How can we describe what goes on in speech? There are a couple of ways that people customarily approach this:

  • To describe the cause -- what goes on physically with our speech-producing organs. There are many things which are going on at once. I can open and close my jaw. My tongue and lips can each assume a variety of positions and degrees of tension. My lungs pump air in and out. My larynx is doing something. The variations of structure (from one individual to another), position, motion, and tension of these and other vocal organs (and the ways in which these variations are correlated among the organs) could be described.
  • To analyze the result -- what sounds are produced by the vocal organs. With the current technology, this approach is simpler, because it is easier to record and analyze speech sounds than it is to record and analyze the position, motion, and tension of the vocal organs. A description of the sounds would consist of various time-series of audio spectra.

    The above approaches are comprehensive, but their raw results are not easy to understand.
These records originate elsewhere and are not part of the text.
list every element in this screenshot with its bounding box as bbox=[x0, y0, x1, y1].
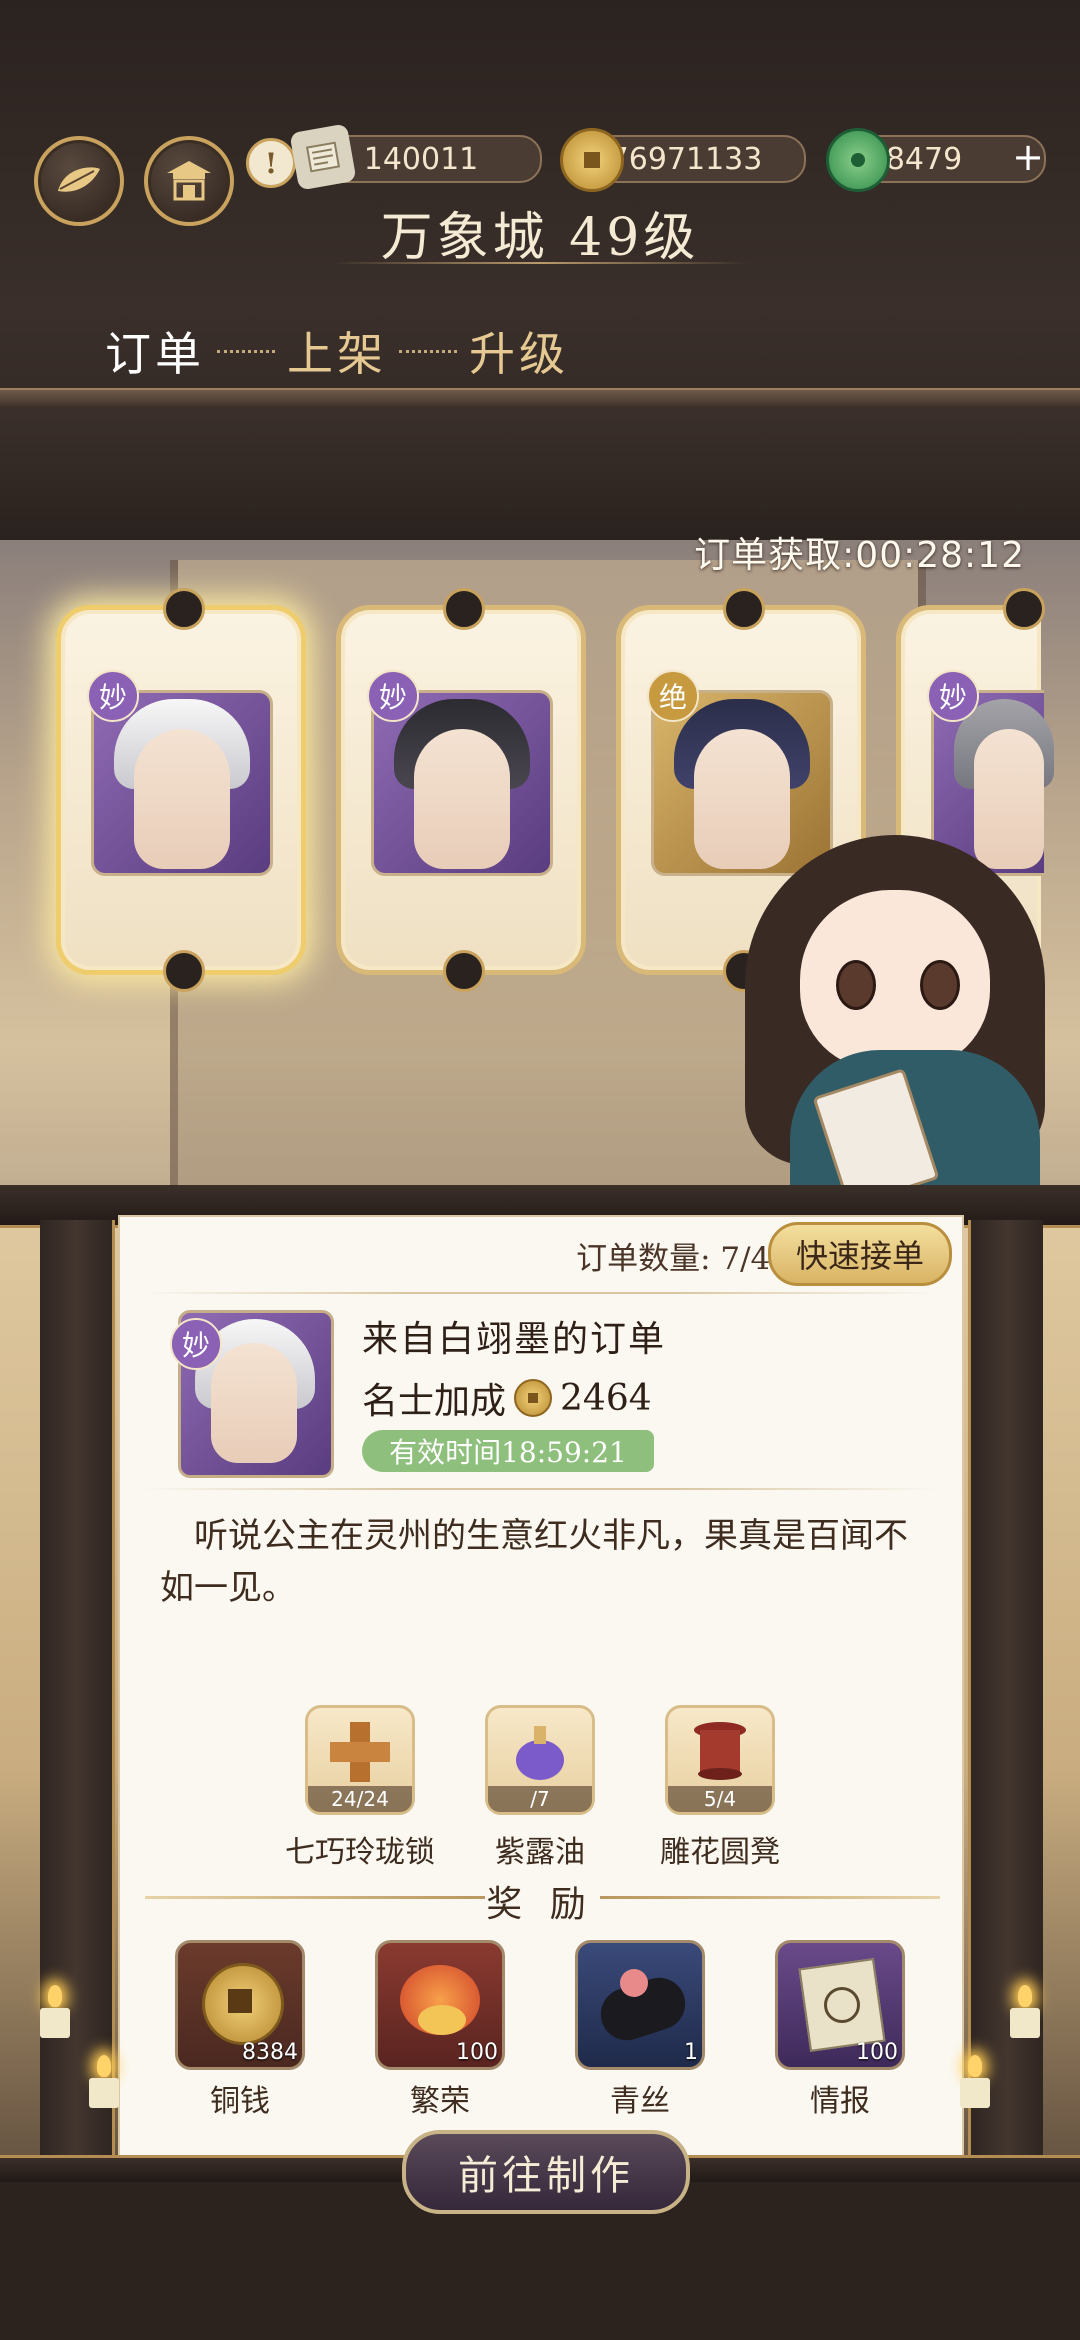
city-title: 万象城 49级 bbox=[380, 208, 700, 268]
round-stool-icon: 5/4 bbox=[665, 1705, 775, 1815]
candle-flame bbox=[1018, 1985, 1032, 2007]
reward-name: 情报 bbox=[810, 2084, 870, 2119]
card-knob bbox=[1003, 588, 1045, 630]
black-silk-icon: 1 bbox=[575, 1940, 705, 2070]
alert-icon[interactable]: ! bbox=[246, 138, 296, 188]
coin-icon bbox=[514, 1379, 553, 1417]
reward-item[interactable]: 1 青丝 bbox=[575, 1940, 705, 2120]
candle bbox=[89, 2078, 119, 2108]
bonus-label: 名士加成 bbox=[362, 1381, 507, 1422]
oil-bottle-icon: /7 bbox=[485, 1705, 595, 1815]
add-jade-button[interactable]: + bbox=[1008, 135, 1048, 179]
required-item[interactable]: 24/24 七巧玲珑锁 bbox=[285, 1705, 435, 1871]
item-count: 24/24 bbox=[308, 1786, 412, 1812]
rank-badge: 妙 bbox=[367, 670, 419, 722]
item-name: 紫露油 bbox=[495, 1835, 585, 1870]
scroll-icon bbox=[289, 123, 357, 191]
face bbox=[974, 729, 1044, 869]
koi-prosperity-icon: 100 bbox=[375, 1940, 505, 2070]
reward-name: 铜钱 bbox=[210, 2084, 270, 2119]
coin-icon bbox=[560, 128, 624, 192]
rank-badge: 妙 bbox=[927, 670, 979, 722]
rewards-title: 奖 励 bbox=[486, 1884, 594, 1925]
card-knob bbox=[443, 950, 485, 992]
item-name: 雕花圆凳 bbox=[660, 1835, 780, 1870]
rank-badge: 妙 bbox=[87, 670, 139, 722]
roof-eaves bbox=[0, 406, 1080, 545]
item-count: /7 bbox=[488, 1786, 592, 1812]
reward-item[interactable]: 100 繁荣 bbox=[375, 1940, 505, 2120]
item-name: 七巧玲珑锁 bbox=[285, 1835, 435, 1870]
bonus-row: 名士加成 2464 bbox=[362, 1372, 652, 1424]
face bbox=[211, 1343, 297, 1463]
ticket-value: 140011 bbox=[363, 141, 479, 177]
card-knob bbox=[723, 588, 765, 630]
jade-value: 8479 bbox=[885, 141, 963, 177]
divider bbox=[140, 1292, 940, 1294]
order-timer: 订单获取:00:28:12 bbox=[694, 535, 1025, 576]
reward-name: 繁荣 bbox=[410, 2084, 470, 2119]
tab-separator bbox=[399, 349, 457, 353]
item-count: 5/4 bbox=[668, 1786, 772, 1812]
tab-upgrade[interactable]: 升级 bbox=[469, 318, 569, 384]
mascot-eye bbox=[920, 960, 960, 1010]
character-card[interactable]: 妙 bbox=[56, 588, 306, 992]
mascot-face bbox=[800, 890, 990, 1070]
reward-count: 100 bbox=[456, 2040, 498, 2065]
tab-orders[interactable]: 订单 bbox=[105, 318, 205, 384]
candle bbox=[960, 2078, 990, 2108]
bonus-value: 2464 bbox=[560, 1377, 652, 1419]
tab-separator bbox=[217, 349, 275, 353]
face bbox=[134, 729, 230, 869]
candle bbox=[1010, 2008, 1040, 2038]
card-knob bbox=[163, 950, 205, 992]
rank-badge: 绝 bbox=[647, 670, 699, 722]
reward-count: 1 bbox=[684, 2040, 698, 2065]
card-knob bbox=[443, 588, 485, 630]
title-divider bbox=[330, 262, 750, 264]
candle-flame bbox=[968, 2055, 982, 2077]
puzzle-lock-icon: 24/24 bbox=[305, 1705, 415, 1815]
order-from: 来自白翊墨的订单 bbox=[362, 1319, 667, 1360]
goto-craft-button[interactable]: 前往制作 bbox=[402, 2130, 690, 2214]
divider bbox=[140, 1488, 940, 1490]
reward-count: 8384 bbox=[242, 2040, 298, 2065]
mascot-eye bbox=[836, 960, 876, 1010]
candle-flame bbox=[48, 1985, 62, 2007]
intel-map-icon: 100 bbox=[775, 1940, 905, 2070]
valid-time-badge: 有效时间18:59:21 bbox=[362, 1430, 654, 1472]
copper-coin-icon: 8384 bbox=[175, 1940, 305, 2070]
order-rank-badge: 妙 bbox=[170, 1318, 222, 1370]
reward-item[interactable]: 100 情报 bbox=[775, 1940, 905, 2120]
order-description: 听说公主在灵州的生意红火非凡，果真是百闻不如一见。 bbox=[160, 1516, 908, 1608]
tab-shelf[interactable]: 上架 bbox=[287, 318, 387, 384]
quick-accept-button[interactable]: 快速接单 bbox=[768, 1222, 952, 1286]
reward-item[interactable]: 8384 铜钱 bbox=[175, 1940, 305, 2120]
required-item[interactable]: 5/4 雕花圆凳 bbox=[660, 1705, 780, 1871]
jade-icon bbox=[826, 128, 890, 192]
candle-flame bbox=[97, 2055, 111, 2077]
candle bbox=[40, 2008, 70, 2038]
reward-name: 青丝 bbox=[610, 2084, 670, 2119]
character-card[interactable]: 妙 bbox=[336, 588, 586, 992]
required-item[interactable]: /7 紫露油 bbox=[485, 1705, 595, 1871]
reward-count: 100 bbox=[856, 2040, 898, 2065]
tab-bar: 订单 上架 升级 bbox=[105, 318, 569, 384]
face bbox=[414, 729, 510, 869]
card-knob bbox=[163, 588, 205, 630]
order-count: 订单数量: 7/40 bbox=[576, 1241, 790, 1277]
coin-value: 76971133 bbox=[609, 141, 763, 177]
face bbox=[694, 729, 790, 869]
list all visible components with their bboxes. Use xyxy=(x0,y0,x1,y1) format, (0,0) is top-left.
The reason is that each approach results in a multi-dimensional time series -- something that we're not very good at grasping and interpreting (except, of course, in the original form: speech itself). In the case of the actions of the organs, there are ten or more independent (or partly-independent) quantities; in the case of the audio spectra, there are many frequencies.

    Even a one-dimensional time series may be hard to describe in words. A one- or two- dimensional series can be presented as a 2D (or, if the data are suited to it, 3D) graph. For higher numbers of dimensions, however, we cannot graph the data directly.

    The kind of solution I'm looking for

    It is sometimes possible to compress multi-dimensional information into a two- or three-dimensional representation, if the information is structured in a way that allows that. I believe that speech is suited to such a compression. Why? Here are some reasons that a compression may be possible:

  • Many of the speech organs are coupled, more or less directly, so their states do not vary completely independently.
  • There are many combinations of activities of the organs which are not used in speech.
  • We can artificially limit the number of dimensions we include, based on some assumptions about what aspects of speech are most important. For example, whispered speech is quite intelligible in many languages -- and whispering does not involve the larynx to the same extent as voiced speech does; so, a representation of speech which didn't include the larynx could still show a lot.

    The representation of speech I'm imagining might be something like handwriting, in that it would be a gestural diagram, a wiggle through space that would represent things happening in time. Or, it might be an animation of an object like a moving hand: something which could change its shape, orientation, and position over time (in a way that one could imagine doing).